Krugman Raih Nobel Ekonomi


Konsekuensi Globalisasi adalah Larinya Investasi
ke Negara yang Efisien dan Relatif Besar
Selasa, 14 Oktober 2008 | 00:51 WIB

STOCKHOLM, Senin - Paul Krugman (55), dosen Princeton University, AS, dan kolumnis di harian New York Times, Senin (13/10) di Stockholm, Swedia, dinyatakan sebagai pemenang Hadiah Nobel Ekonomi 2008. Komite Nobel menganugerahkan hadiah itu atas analisis Krugman tentang dampak skala ekonomi terhadap sektor perdagangan dan lokasi bisnis.

Krugman mendapatkan uang tunai 1,4 juta dollar AS. Sejak tahun 2000, peraih Hadiah Nobel Ekonomi selalu lebih dari satu orang. Krugman meraih hadiah itu sendirian, seperti Robert Mundell, ekonom Kanada peraih Hadiah Nobel Ekonomi tahun 1999. Beberapa ekonom sebelumnya juga mendapat hadiah itu sendirian.

Akademi Sains Kerajaan Swedia memuji Krugman atas jasanya memformulasikan sebuah teori baru untuk menjawab pertanyaan seputar perdagangan bebas. Pendekatan Krugman didasarkan pada premis bahwa makin banyak barang dan jasa diproduksi di satu pabrik yang sama, maka biaya produksi akan lebih murah. Analisis ini menghasilkan konsep skala ekonomi.

Hadiah yang dikenal dengan nama Nobel Memorial Prize in Economic Sciences ini dimulai tahun 1968 oleh Bank Sentral Swedia untuk mengenang Alfred Nobel.

Krugman memperkenalkan teorinya pada 1979 dalam sebuah artikel 10 halaman di Journal of International Economics.

”Teori baru dalam perdagangan internasional itu telah memberi inspirasi besar bagi penelitian selanjutnya. Hal ini menunjukkan adanya kualitas dari teori yang sudah dia ciptakan,” demikian pernyataan komite Nobel.

Mendorong migrasi

Komite Nobel memilih salah satu artikel Kurgman berjudul ”Trade and Geography – Economies of Scale, Differentiated Products and Transport Costs”.
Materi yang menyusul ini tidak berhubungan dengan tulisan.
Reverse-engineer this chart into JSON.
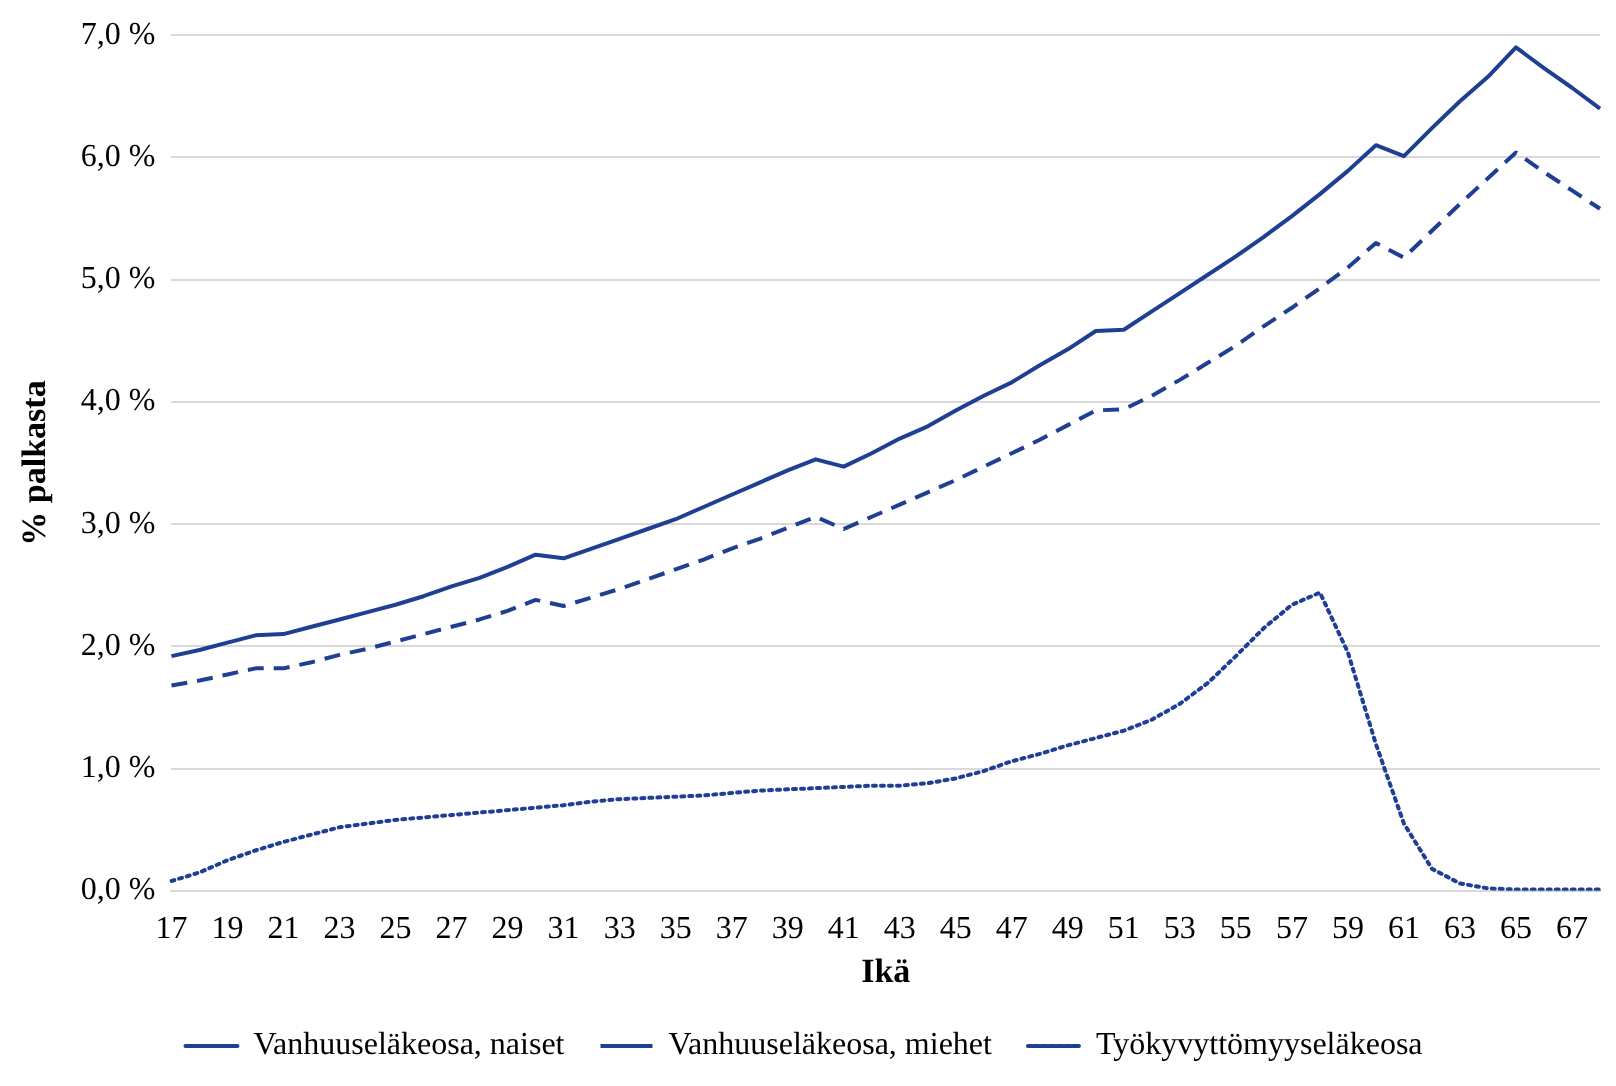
{
  "chart_data": {
    "type": "line",
    "xlabel": "Ikä",
    "ylabel": "% palkasta",
    "categories": [
      "17",
      null,
      "19",
      null,
      "21",
      null,
      "23",
      null,
      "25",
      null,
      "27",
      null,
      "29",
      null,
      "31",
      null,
      "33",
      null,
      "35",
      null,
      "37",
      null,
      "39",
      null,
      "41",
      null,
      "43",
      null,
      "45",
      null,
      "47",
      null,
      "49",
      null,
      "51",
      null,
      "53",
      null,
      "55",
      null,
      "57",
      null,
      "59",
      null,
      "61",
      null,
      "63",
      null,
      "65",
      null,
      "67",
      null
    ],
    "ylim": [
      0,
      7
    ],
    "yticks": [
      {
        "value": 0,
        "label": "0,0 %"
      },
      {
        "value": 1,
        "label": "1,0 %"
      },
      {
        "value": 2,
        "label": "2,0 %"
      },
      {
        "value": 3,
        "label": "3,0 %"
      },
      {
        "value": 4,
        "label": "4,0 %"
      },
      {
        "value": 5,
        "label": "5,0 %"
      },
      {
        "value": 6,
        "label": "6,0 %"
      },
      {
        "value": 7,
        "label": "7,0 %"
      }
    ],
    "grid": "y",
    "legend": "bottom",
    "marker": "none",
    "series": [
      {
        "name": "Vanhuuseläkeosa, naiset",
        "color": "#1f3f94",
        "line_style": "solid",
        "values": [
          1.92,
          1.97,
          2.03,
          2.09,
          2.1,
          2.16,
          2.22,
          2.28,
          2.34,
          2.41,
          2.49,
          2.56,
          2.65,
          2.75,
          2.72,
          2.8,
          2.88,
          2.96,
          3.04,
          3.14,
          3.24,
          3.34,
          3.44,
          3.53,
          3.47,
          3.58,
          3.7,
          3.8,
          3.93,
          4.05,
          4.16,
          4.3,
          4.43,
          4.58,
          4.59,
          4.74,
          4.89,
          5.04,
          5.19,
          5.35,
          5.52,
          5.7,
          5.89,
          6.1,
          6.01,
          6.24,
          6.46,
          6.66,
          6.9,
          6.73,
          6.57,
          6.4
        ]
      },
      {
        "name": "Vanhuuseläkeosa, miehet",
        "color": "#1f3f94",
        "line_style": "dashed",
        "values": [
          1.68,
          1.72,
          1.77,
          1.82,
          1.82,
          1.87,
          1.93,
          1.98,
          2.04,
          2.1,
          2.16,
          2.22,
          2.29,
          2.38,
          2.33,
          2.4,
          2.47,
          2.55,
          2.63,
          2.71,
          2.8,
          2.88,
          2.97,
          3.06,
          2.96,
          3.06,
          3.16,
          3.26,
          3.36,
          3.47,
          3.58,
          3.69,
          3.81,
          3.93,
          3.94,
          4.05,
          4.18,
          4.32,
          4.46,
          4.62,
          4.77,
          4.93,
          5.1,
          5.3,
          5.18,
          5.4,
          5.62,
          5.83,
          6.04,
          5.88,
          5.73,
          5.58
        ]
      },
      {
        "name": "Työkyvyttömyyseläkeosa",
        "color": "#1f3f94",
        "line_style": "dotted",
        "values": [
          0.08,
          0.15,
          0.25,
          0.33,
          0.4,
          0.46,
          0.52,
          0.55,
          0.58,
          0.6,
          0.62,
          0.64,
          0.66,
          0.68,
          0.7,
          0.73,
          0.75,
          0.76,
          0.77,
          0.78,
          0.8,
          0.82,
          0.83,
          0.84,
          0.85,
          0.86,
          0.86,
          0.88,
          0.92,
          0.98,
          1.06,
          1.12,
          1.19,
          1.25,
          1.31,
          1.4,
          1.53,
          1.7,
          1.92,
          2.15,
          2.34,
          2.44,
          1.95,
          1.2,
          0.55,
          0.18,
          0.06,
          0.02,
          0.01,
          0.01,
          0.01,
          0.01
        ]
      }
    ]
  }
}
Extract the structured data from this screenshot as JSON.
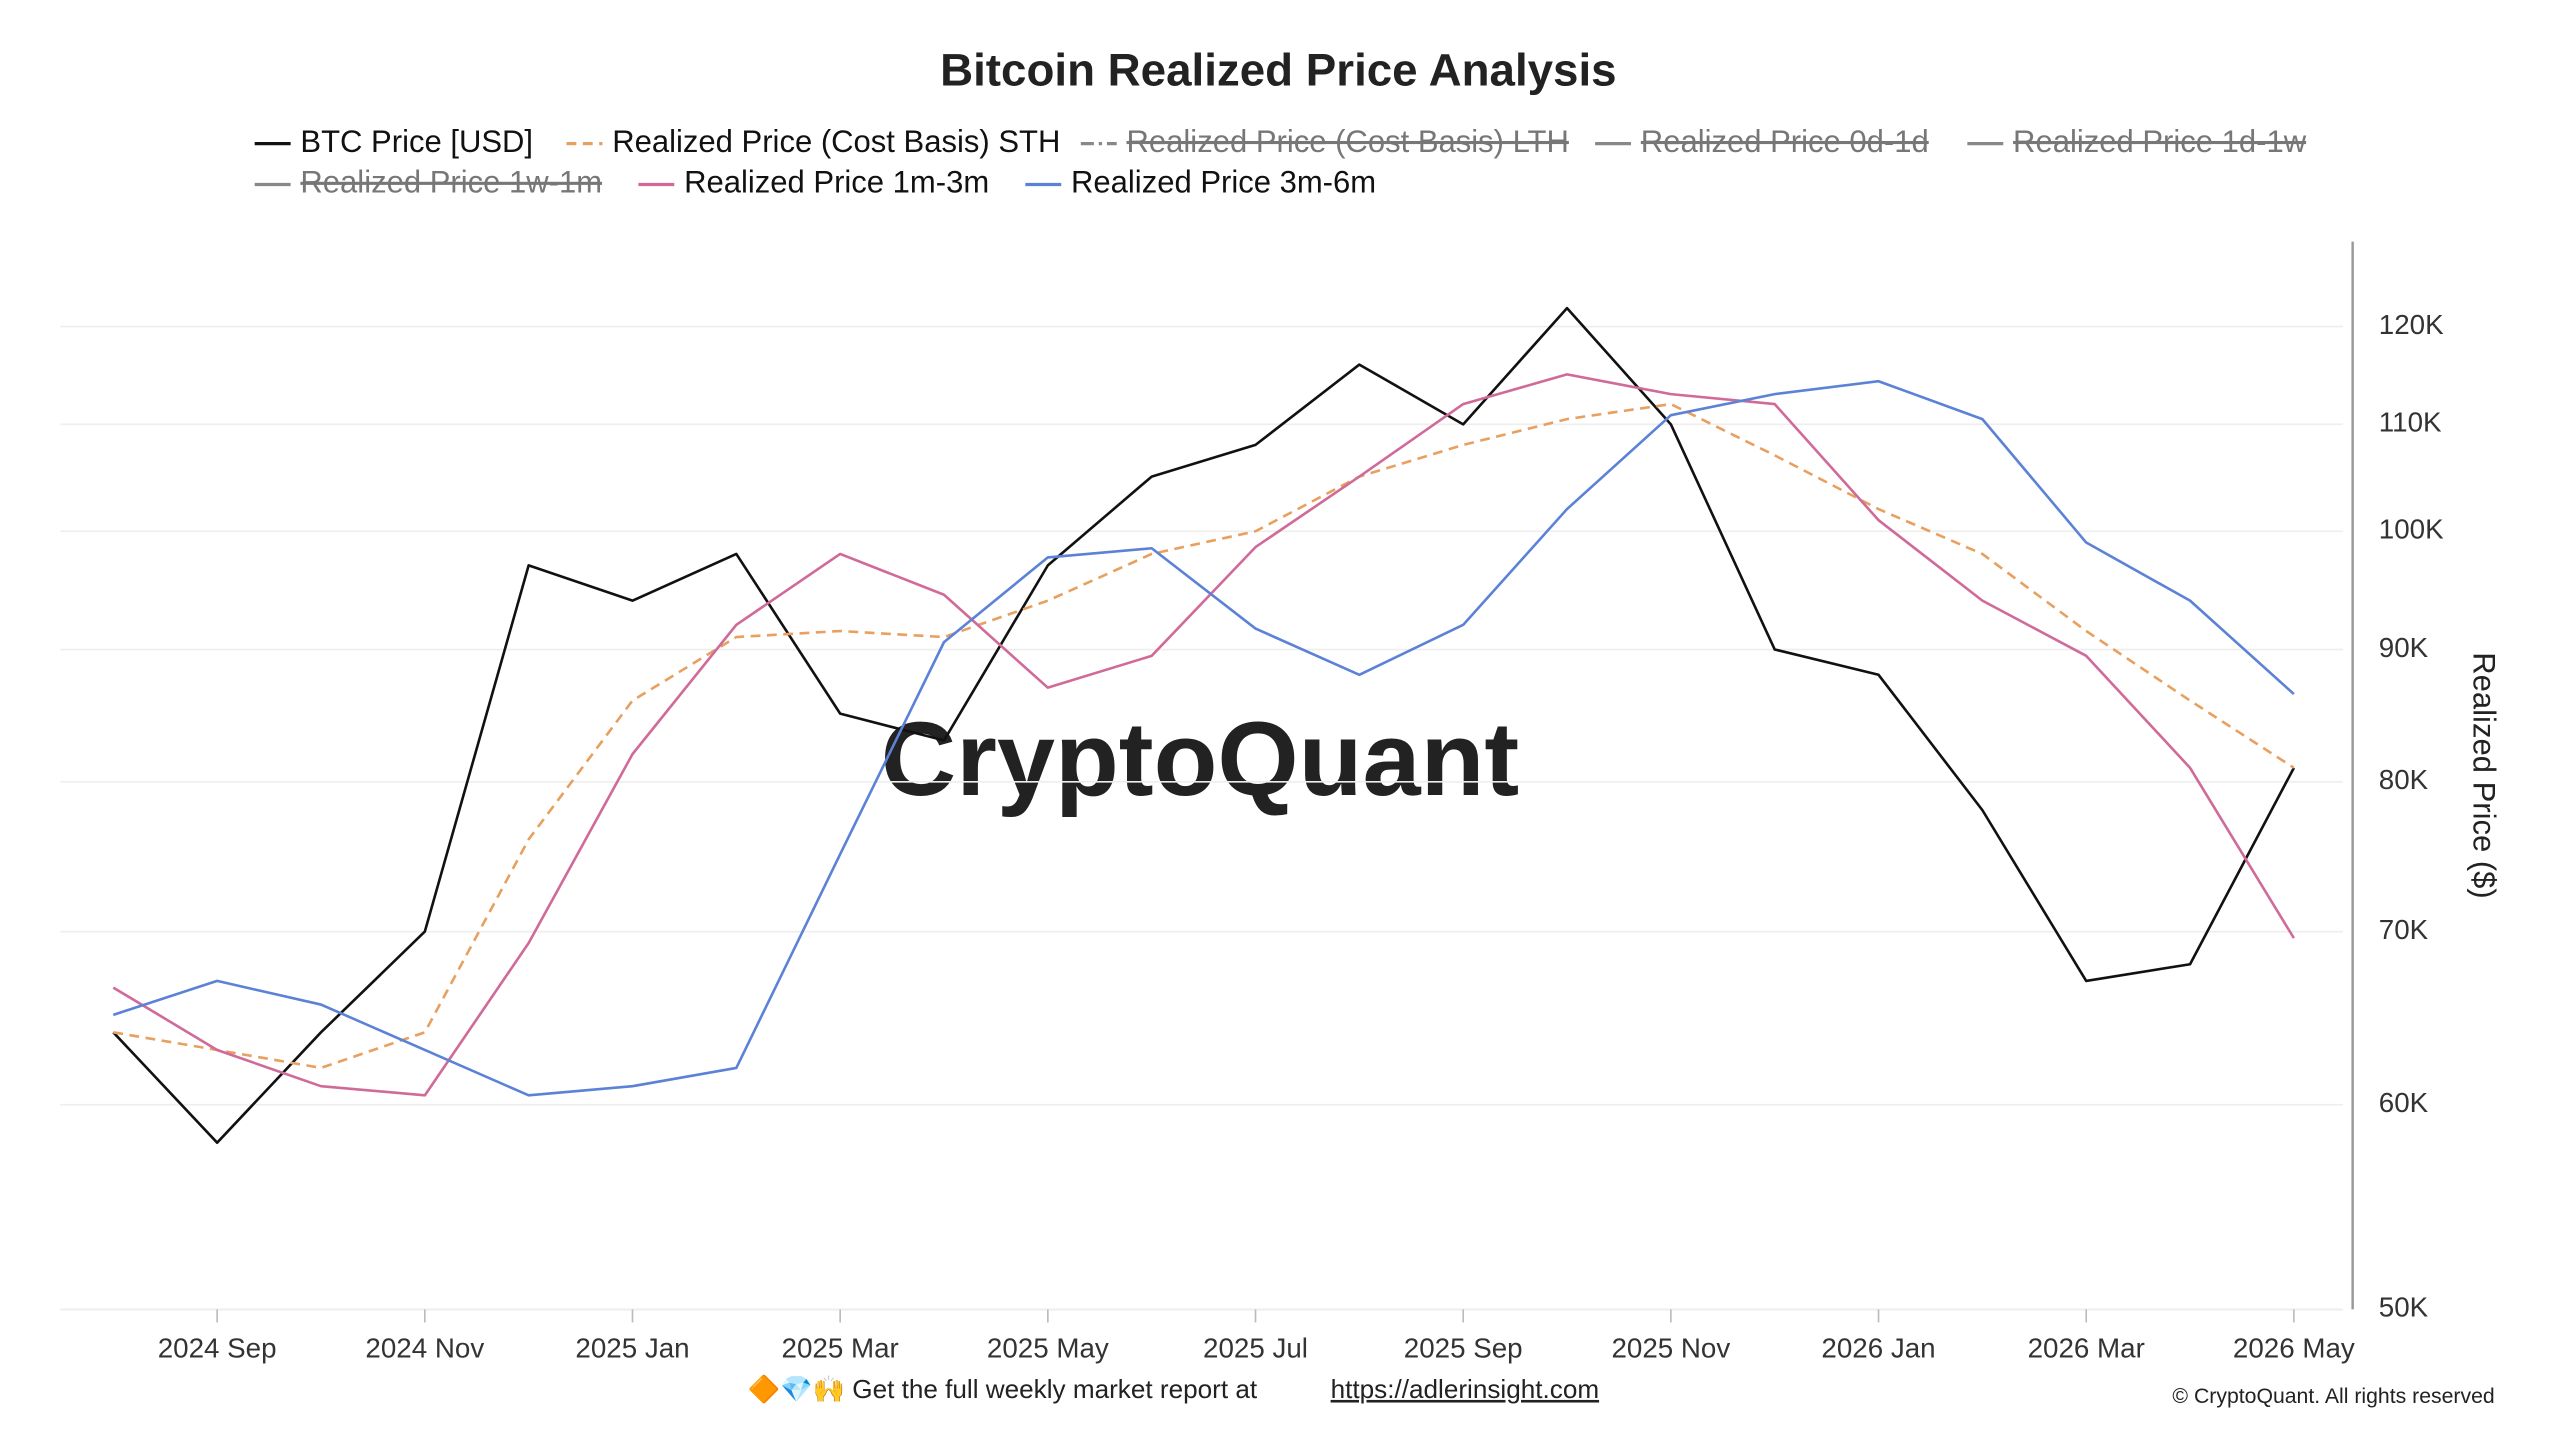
{
  "chart_data": {
    "type": "line",
    "title": "Bitcoin Realized Price Analysis",
    "y_label": "Realized Price ($)",
    "watermark": "CryptoQuant",
    "footer_text": "🔶💎🙌 Get the full weekly market report at",
    "footer_link": "https://adlerinsight.com",
    "copyright": "© CryptoQuant. All rights reserved",
    "log_scale": true,
    "grid": true,
    "legend_position": "top",
    "x": [
      "2024-08",
      "2024-09",
      "2024-10",
      "2024-11",
      "2024-12",
      "2025-01",
      "2025-02",
      "2025-03",
      "2025-04",
      "2025-05",
      "2025-06",
      "2025-07",
      "2025-08",
      "2025-09",
      "2025-10",
      "2025-11",
      "2025-12",
      "2026-01",
      "2026-02",
      "2026-03",
      "2026-04",
      "2026-05"
    ],
    "xticks": [
      {
        "value": "2024-09",
        "label": "2024 Sep"
      },
      {
        "value": "2024-11",
        "label": "2024 Nov"
      },
      {
        "value": "2025-01",
        "label": "2025 Jan"
      },
      {
        "value": "2025-03",
        "label": "2025 Mar"
      },
      {
        "value": "2025-05",
        "label": "2025 May"
      },
      {
        "value": "2025-07",
        "label": "2025 Jul"
      },
      {
        "value": "2025-09",
        "label": "2025 Sep"
      },
      {
        "value": "2025-11",
        "label": "2025 Nov"
      },
      {
        "value": "2026-01",
        "label": "2026 Jan"
      },
      {
        "value": "2026-03",
        "label": "2026 Mar"
      },
      {
        "value": "2026-05",
        "label": "2026 May"
      }
    ],
    "ylim": [
      50000,
      130000
    ],
    "yticks": [
      {
        "value": 50000,
        "label": "50K"
      },
      {
        "value": 60000,
        "label": "60K"
      },
      {
        "value": 70000,
        "label": "70K"
      },
      {
        "value": 80000,
        "label": "80K"
      },
      {
        "value": 90000,
        "label": "90K"
      },
      {
        "value": 100000,
        "label": "100K"
      },
      {
        "value": 110000,
        "label": "110K"
      },
      {
        "value": 120000,
        "label": "120K"
      }
    ],
    "series": [
      {
        "name": "BTC Price [USD]",
        "color": "#111111",
        "style": "solid",
        "visible": true,
        "values": [
          64000,
          58000,
          64000,
          70000,
          97000,
          94000,
          98000,
          85000,
          83000,
          97000,
          105000,
          108000,
          116000,
          110000,
          122000,
          110000,
          90000,
          88000,
          78000,
          67000,
          68000,
          81000
        ]
      },
      {
        "name": "Realized Price (Cost Basis) STH",
        "color": "#e8a060",
        "style": "dashed",
        "visible": true,
        "values": [
          64000,
          63000,
          62000,
          64000,
          76000,
          86000,
          91000,
          91500,
          91000,
          94000,
          98000,
          100000,
          105000,
          108000,
          110500,
          112000,
          107000,
          102000,
          98000,
          91500,
          86000,
          81000
        ]
      },
      {
        "name": "Realized Price (Cost Basis) LTH",
        "color": "#888888",
        "style": "dashdot",
        "visible": false
      },
      {
        "name": "Realized Price 0d-1d",
        "color": "#888888",
        "style": "solid",
        "visible": false
      },
      {
        "name": "Realized Price 1d-1w",
        "color": "#888888",
        "style": "solid",
        "visible": false
      },
      {
        "name": "Realized Price 1w-1m",
        "color": "#888888",
        "style": "solid",
        "visible": false
      },
      {
        "name": "Realized Price 1m-3m",
        "color": "#d06a98",
        "style": "solid",
        "visible": true,
        "values": [
          66600,
          63000,
          61000,
          60500,
          69300,
          82000,
          92000,
          98000,
          94500,
          87000,
          89500,
          98600,
          105000,
          112000,
          115000,
          113000,
          112000,
          101000,
          94000,
          89500,
          81000,
          69600
        ]
      },
      {
        "name": "Realized Price 3m-6m",
        "color": "#5b82d6",
        "style": "solid",
        "visible": true,
        "values": [
          65000,
          67000,
          65600,
          63000,
          60500,
          61000,
          62000,
          75000,
          90600,
          97700,
          98500,
          91700,
          88000,
          92000,
          102000,
          110900,
          113000,
          114300,
          110500,
          99000,
          94000,
          86500
        ]
      }
    ]
  }
}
Dalam paper buatan Krugman itu disebutkan, sebelum teori Krugman muncul, ada sebuah teori yang diciptakan David Ricardo pada abad ke-19 yang terkenal dengan comparative advantage.

Sebagai contoh, Indonesia yang memiliki upah buruh murah dan sumber daya alam pertanian (sebagai factor endowment atau keuntungan alamiah) akan lebih beruntung apabila fokus pada produksi sektor pertanian. Di sisi lain, AS yang memiliki teknologi dan pengetahuan lebih untung jika fokus memproduksi mobil.

Teori Ricardo itu tidak lagi bisa menjelaskan fenomena di abad ke-20 dan ke-21, ketika banyak negara bisa memproduksi barang dan jasa yang sama dengan hanya sedikit perbedaan. Teori comparative advantage pun gugur.

Gugurnya teori Ricardo didasari pada pengembangan teknologi dan pengetahuan. Dengan teknologi dan pengetahuan, barang yang tadinya hanya bisa diproduksi satu negara juga bisa diproduksi negara lain. Artinya, terjadi fenomena, sebuah barang yang sama bisa dihasilkan sejumlah negara.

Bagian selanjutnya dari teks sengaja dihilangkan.